Sophomore Sophie Rupp of White Oak was inspired by the photograph. "That's when it seemed he turned his life around," she said.

Clapp would fall many times. He showed video of himself tumbling off his new legs but getting back up. He had to walk backward up ramps and inclines at first. Clapp smiled and laughed at himself in the video.

"I could never have done that," said Abbie Grause, a St. Ursula sophomore from Cleves.

Hanger Prosthetics, which sponsors many of Clapp's trips and presentations, developed multiple legs for him, including ones with a microchip in the knee that allow him to set the knees in various positions that allow, among other activities, him to drive a car without hand controls and run.

"Got to be able to trust the knee to be there," he said while running from one corner of the classroom to another. "I can do things without thinking about it."

Custom-made flippers and a paddle at the end of his artificial arm allow him to swim, which addressed the problem of muscle atrophy on the right side of his upper body.

Initially, his father, a surfer, had tossed him in a pool without prosthetic limbs. With flippers and the paddle, Cameron Clapp has since completed swims of 1.2 and 1.4 miles in triathlons for athletes with disabilities.

"Charged out into the ocean like a little seal," he said.

He likes to golf, paint, play music as a disc-jockey and act. He has met and befriended actors Will Farrell and Robin Williams. Clapp landed a bit part in the film "Stop Loss," in which he plays pool with a wounded soldier. He was featured in an episode of the television series "My Name is Earl," in which he played a double-amputee boyfriend. of a single-amputee woman whose car was stolen by Earl. Clapp's character runs down Earl and beats him with a political yard sign.

"Good things, extraordinary things, have happened to me," he said. "My good choices have resulted in rewards that are priceless."

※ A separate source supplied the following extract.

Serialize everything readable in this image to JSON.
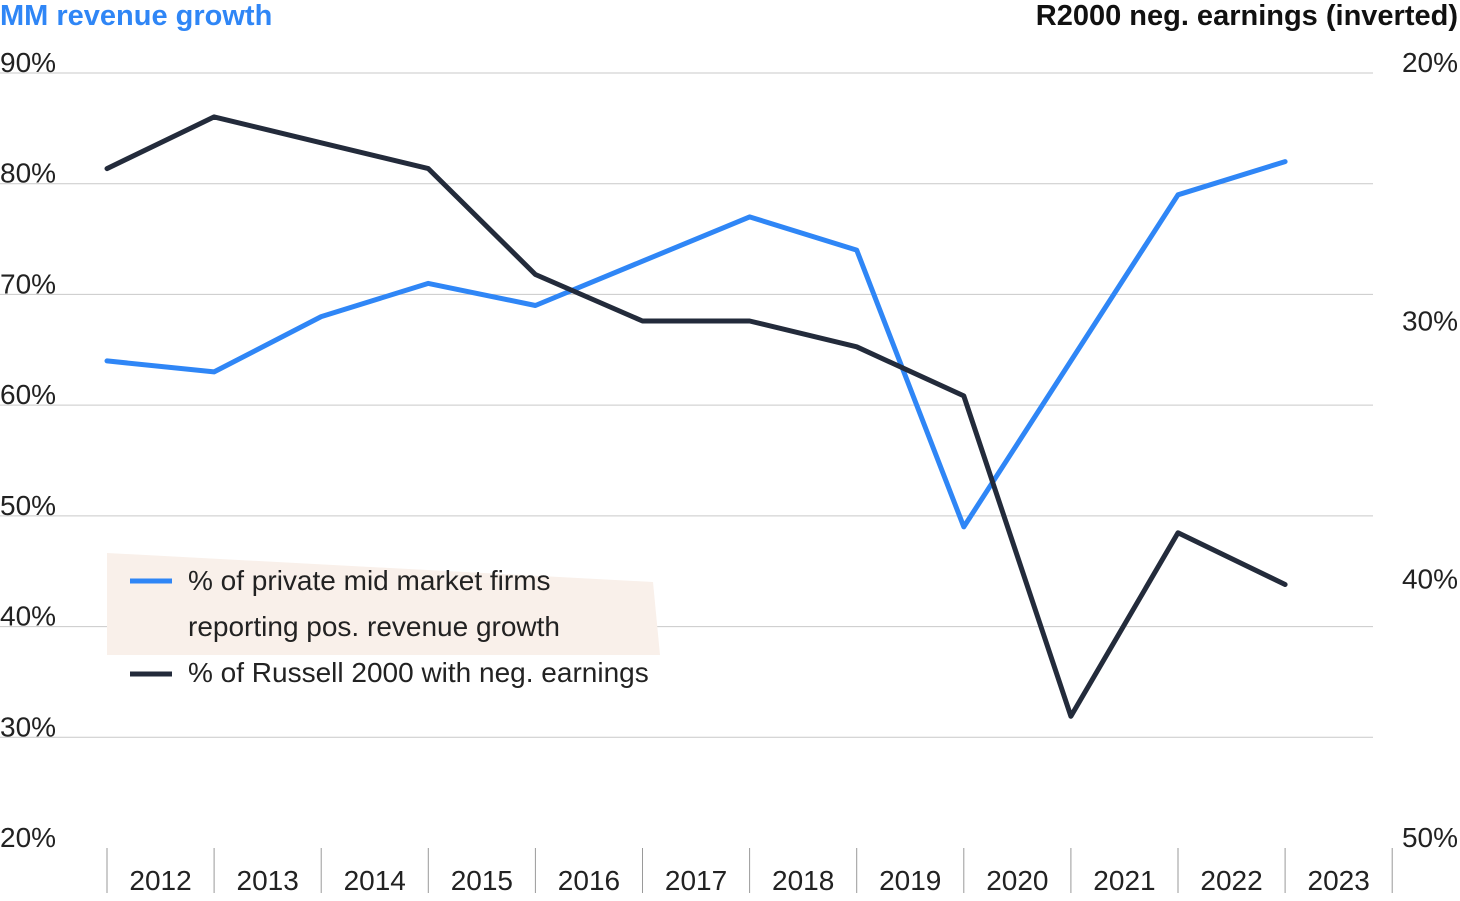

He is in contact and has mentored other amputees, including U.S. soldiers wounded in Iraq and Afghanistan. One wounded soldier, who loved to hike, resigned himself to life in a wheelchair. Clapp met him and has become a friend. He showed video of the two men negotiating trails over rocks on their artificial legs.

"He doesn't own a chair any more," Clapp said.

His next goal is to learn to cycle.

Running always has been a passion.

Clapp runs the 100 meters in 17 seconds - a time that is improving, he said - on specially designed sprint feet that feature ultra-lightweight hydraulic knee units.

"Like flying," he said.

His athletic achievements won Clapp the 2005 Shining Star honor from Just One Break Inc., a nonprofit organization founded in part by Eleanor Roosevelt in 1947 to recognize a person for overcoming a disability. Past winners include singer Ray Charles and actor Christopher Reeve.

At the end of his presentation, Clapp showed a film clip of himself running a 400-meter race in the Endeavor Games for disabled athletes. He trailed in the sprint and tripped trying to make up ground, landing hard on his left shoulder and head. He struggled to get up two or three times before finally rising to his feet. He finished the race.

"I got `er done," he said.

His twin, Jesse, Cameron continued, didn't.

"He tripped and fell down (in January 2008) and couldn't get back up," Clapp said. "He got into drugs and over-dosed. It killed him.

"That's reality. If you make bad choices bad things will happen. Jesse never got to learn from his mistake. I have been able to."

He made this appeal to students, the same one he made on previous stops this week at a hospital and two high schools in Columbus.

"Don't beat yourself up," Clapp said of inevitable mistakes. "But now is the time of your lives when you are vulnerable. The choices you make affect everybody close to you. My brother is not with me physically. He is in here."